Shasta dejó caer nuevamente su cabeza sobre las almohadas y pronto se encontró solo en la sala.
“Esto es absolutamente espantoso”—pensó Shasta. Nunca se le ocurrió decir a aquellos narnianos toda la verdad y pedirles su ayuda. Habiendo sido criado por un hombre duro y tacaño como Arshish, tenía la inveterada costumbre de no decir jamás nada a los mayores si podía evitarlo; pensaba siempre que ellos echarían a perder o impedirían lo que él estuviera tratando de hacer. Y se dijo que aunque el Rey narniano fuera amable con los dos caballos por ser bestias que hablan de Narnia, odiaría a Aravis por ser de Calormen y o bien la vendería como esclava o bien la enviaría de regreso donde su padre. En cuanto a él mismo, “simplemente no me atrevo a decirles que no soy el Príncipe Corin
ahora”,
pensaba Shasta. “He escuchado sus planes. Si saben que no soy uno de ellos, no me dejarán nunca salir vivo de esta casa. Tendrían miedo de que los traicione ante el Tisroc. Me matarían. ¡Y si aparece el verdadero Corin, todo se descubrirá, y me matarán!” Como puedes ver, él no tenía idea de cómo se comporta la gente noble y que ha nacido libre.
—¿Qué puedo hacer? ¿Qué voy a hacer? —se decía a sí mismo continuamente—. ¿Qué...?, hola, ahí viene esa criaturita caprina otra vez.
El fauno entró trotando, y medio bailando, con una bandeja casi tan grande como él en sus manos. La dejó sobre una mesa empotrada al lado del sofá de Shasta, y él se sentó sobre el piso alfombrado cruzando sus piernas de cabra.
—Y ahora, principito —dijo—, Come una buena cena. Será tu última comida en Tashbaan.
Era una fina comida al estilo calormene.
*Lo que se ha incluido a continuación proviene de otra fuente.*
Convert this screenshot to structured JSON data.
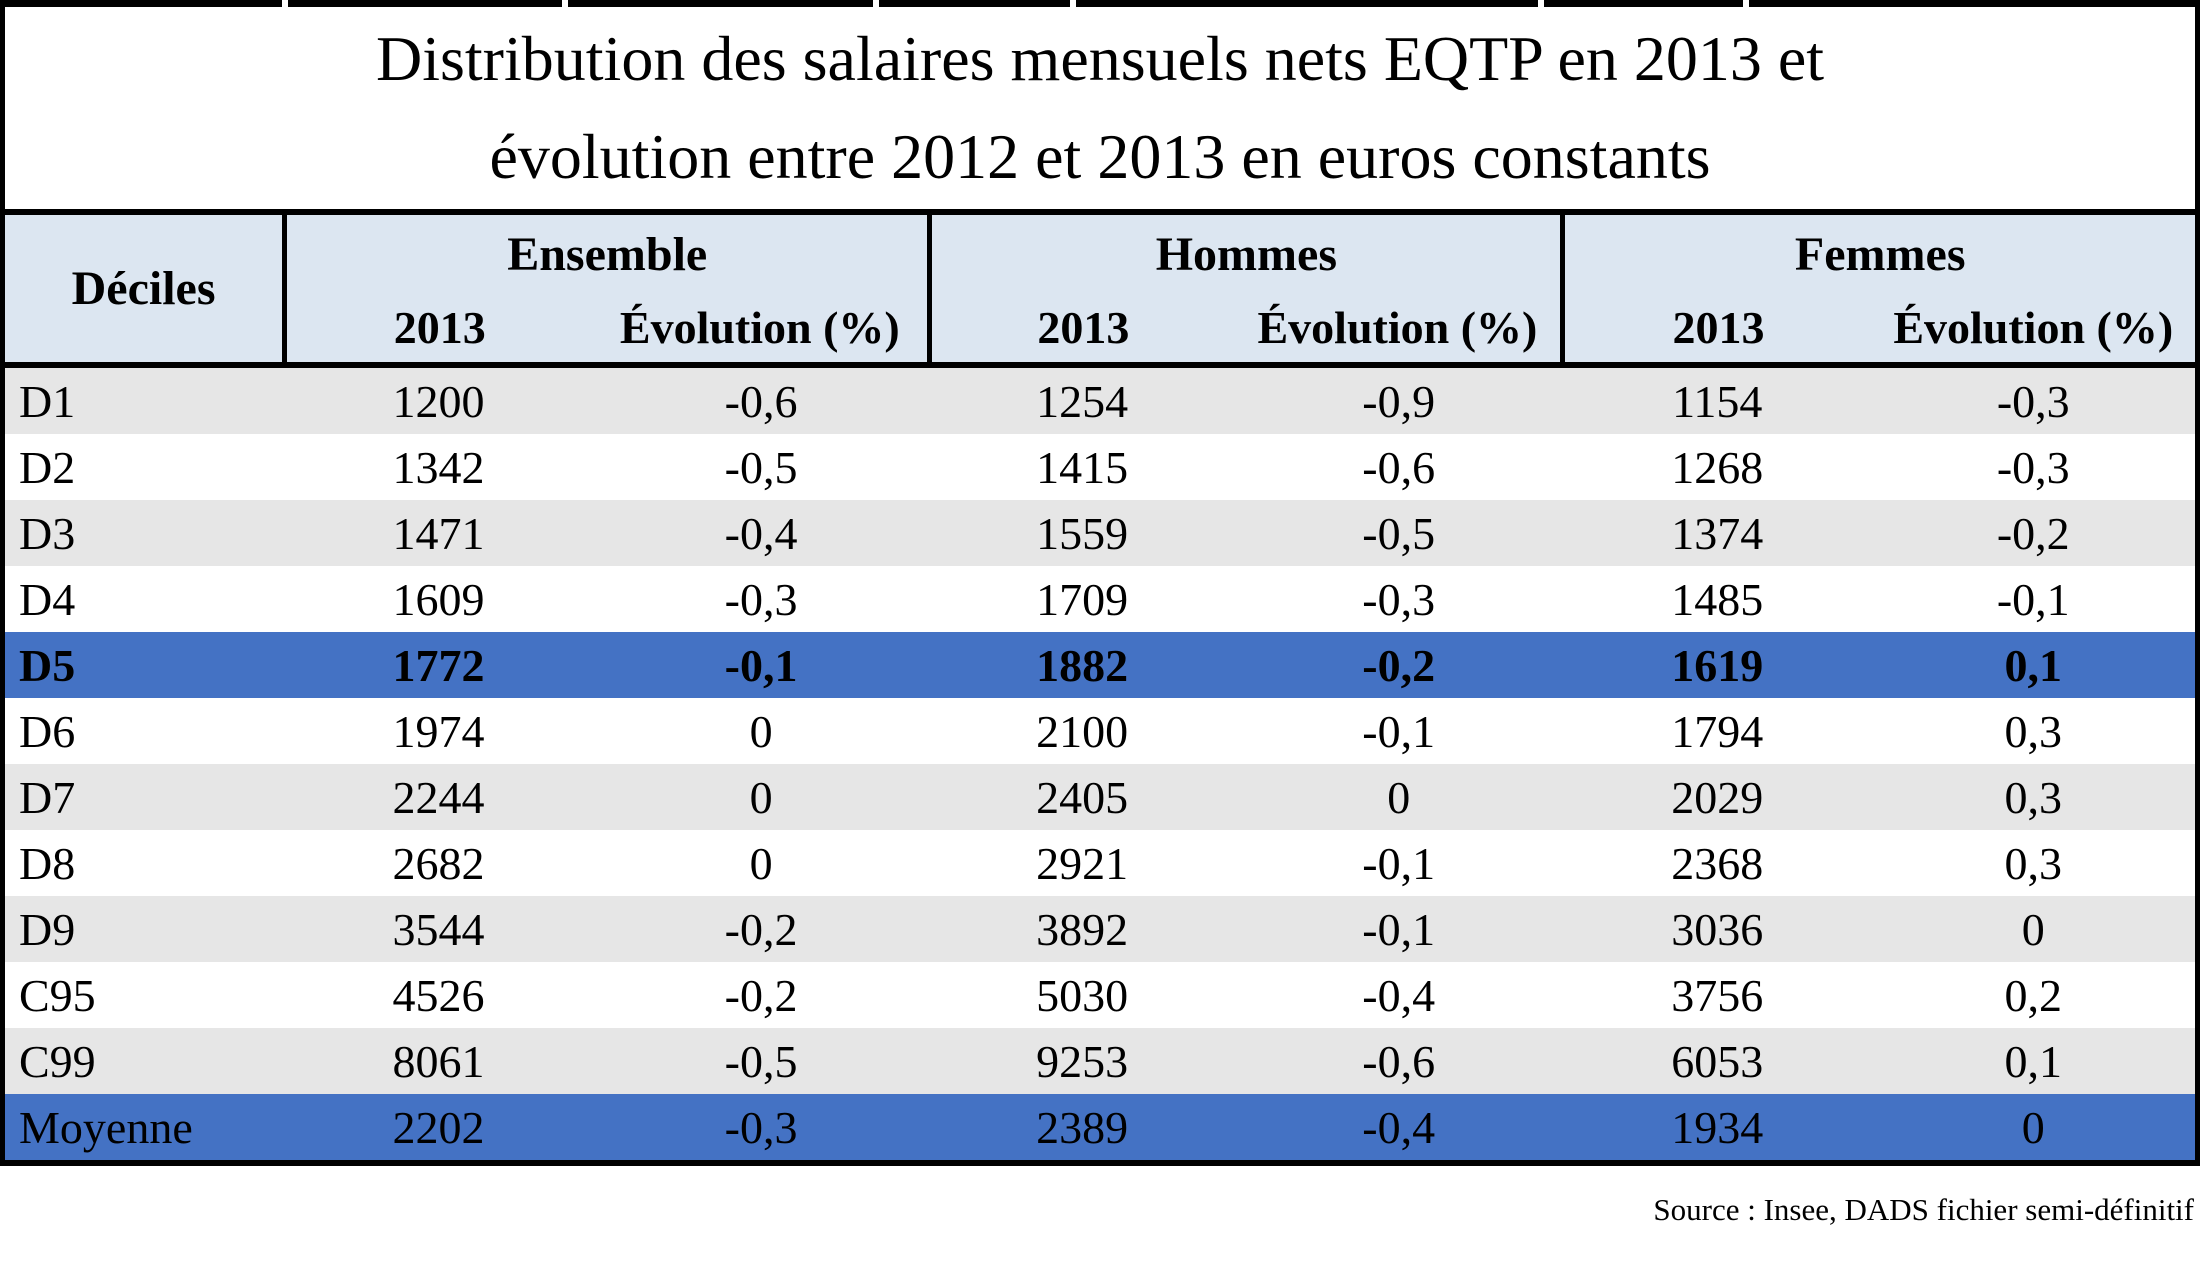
{
  "title": {
    "line1": "Distribution des salaires mensuels nets EQTP en 2013 et",
    "line2": "évolution entre 2012 et 2013 en euros constants"
  },
  "table": {
    "corner_header": "Déciles",
    "groups": [
      {
        "label": "Ensemble",
        "sub": [
          "2013",
          "Évolution (%)"
        ]
      },
      {
        "label": "Hommes",
        "sub": [
          "2013",
          "Évolution (%)"
        ]
      },
      {
        "label": "Femmes",
        "sub": [
          "2013",
          "Évolution (%)"
        ]
      }
    ],
    "rows": [
      {
        "decile": "D1",
        "values": [
          "1200",
          "-0,6",
          "1254",
          "-0,9",
          "1154",
          "-0,3"
        ],
        "variant": "gray",
        "bold": false
      },
      {
        "decile": "D2",
        "values": [
          "1342",
          "-0,5",
          "1415",
          "-0,6",
          "1268",
          "-0,3"
        ],
        "variant": "white",
        "bold": false
      },
      {
        "decile": "D3",
        "values": [
          "1471",
          "-0,4",
          "1559",
          "-0,5",
          "1374",
          "-0,2"
        ],
        "variant": "gray",
        "bold": false
      },
      {
        "decile": "D4",
        "values": [
          "1609",
          "-0,3",
          "1709",
          "-0,3",
          "1485",
          "-0,1"
        ],
        "variant": "white",
        "bold": false
      },
      {
        "decile": "D5",
        "values": [
          "1772",
          "-0,1",
          "1882",
          "-0,2",
          "1619",
          "0,1"
        ],
        "variant": "highlight",
        "bold": true
      },
      {
        "decile": "D6",
        "values": [
          "1974",
          "0",
          "2100",
          "-0,1",
          "1794",
          "0,3"
        ],
        "variant": "white",
        "bold": false
      },
      {
        "decile": "D7",
        "values": [
          "2244",
          "0",
          "2405",
          "0",
          "2029",
          "0,3"
        ],
        "variant": "gray",
        "bold": false
      },
      {
        "decile": "D8",
        "values": [
          "2682",
          "0",
          "2921",
          "-0,1",
          "2368",
          "0,3"
        ],
        "variant": "white",
        "bold": false
      },
      {
        "decile": "D9",
        "values": [
          "3544",
          "-0,2",
          "3892",
          "-0,1",
          "3036",
          "0"
        ],
        "variant": "gray",
        "bold": false
      },
      {
        "decile": "C95",
        "values": [
          "4526",
          "-0,2",
          "5030",
          "-0,4",
          "3756",
          "0,2"
        ],
        "variant": "white",
        "bold": false
      },
      {
        "decile": "C99",
        "values": [
          "8061",
          "-0,5",
          "9253",
          "-0,6",
          "6053",
          "0,1"
        ],
        "variant": "gray",
        "bold": false
      },
      {
        "decile": "Moyenne",
        "values": [
          "2202",
          "-0,3",
          "2389",
          "-0,4",
          "1934",
          "0"
        ],
        "variant": "highlight",
        "bold": false
      }
    ]
  },
  "source": "Source : Insee, DADS fichier semi-définitif",
  "colors": {
    "highlight_blue": "#4472c4",
    "header_blue": "#dce6f1",
    "row_gray": "#e6e6e6",
    "row_white": "#ffffff",
    "border_black": "#000000"
  },
  "chart_data": {
    "type": "table",
    "title": "Distribution des salaires mensuels nets EQTP en 2013 et évolution entre 2012 et 2013 en euros constants",
    "column_groups": [
      "Ensemble",
      "Hommes",
      "Femmes"
    ],
    "columns": [
      "Déciles",
      "Ensemble 2013",
      "Ensemble Évolution (%)",
      "Hommes 2013",
      "Hommes Évolution (%)",
      "Femmes 2013",
      "Femmes Évolution (%)"
    ],
    "rows": [
      [
        "D1",
        1200,
        -0.6,
        1254,
        -0.9,
        1154,
        -0.3
      ],
      [
        "D2",
        1342,
        -0.5,
        1415,
        -0.6,
        1268,
        -0.3
      ],
      [
        "D3",
        1471,
        -0.4,
        1559,
        -0.5,
        1374,
        -0.2
      ],
      [
        "D4",
        1609,
        -0.3,
        1709,
        -0.3,
        1485,
        -0.1
      ],
      [
        "D5",
        1772,
        -0.1,
        1882,
        -0.2,
        1619,
        0.1
      ],
      [
        "D6",
        1974,
        0,
        2100,
        -0.1,
        1794,
        0.3
      ],
      [
        "D7",
        2244,
        0,
        2405,
        0,
        2029,
        0.3
      ],
      [
        "D8",
        2682,
        0,
        2921,
        -0.1,
        2368,
        0.3
      ],
      [
        "D9",
        3544,
        -0.2,
        3892,
        -0.1,
        3036,
        0
      ],
      [
        "C95",
        4526,
        -0.2,
        5030,
        -0.4,
        3756,
        0.2
      ],
      [
        "C99",
        8061,
        -0.5,
        9253,
        -0.6,
        6053,
        0.1
      ],
      [
        "Moyenne",
        2202,
        -0.3,
        2389,
        -0.4,
        1934,
        0
      ]
    ],
    "highlighted_rows": [
      "D5",
      "Moyenne"
    ],
    "source": "Source : Insee, DADS fichier semi-définitif"
  }
}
No sé si a ti te hubiera gustado, pero a Shasta sí. Había langosta, y ensalada, y agachadiza rellena con almendras y trufas, y un guiso muy complicado de hígados de pollo y arroz y pasas y nueces, y luego melones fríos y jugos de grosella y mora con crema, y toda clase de cosas ricas que puedan hacerse con helados.
También había un jarrito con la clase de vino que llaman “blanco” aunque en realidad es amarillo.
Mientras Shasta comía, el buen fauno, que pensaba que éste aún estaba aturdido por la insolación, se dedicó a hablarle de lo bien que lo pasaría cuando todos volvieran a casa; y acerca de su buen padre, el anciano Rey Lune de Archenland y el pequeño castillo en que vivía en las laderas sur del desfiladero.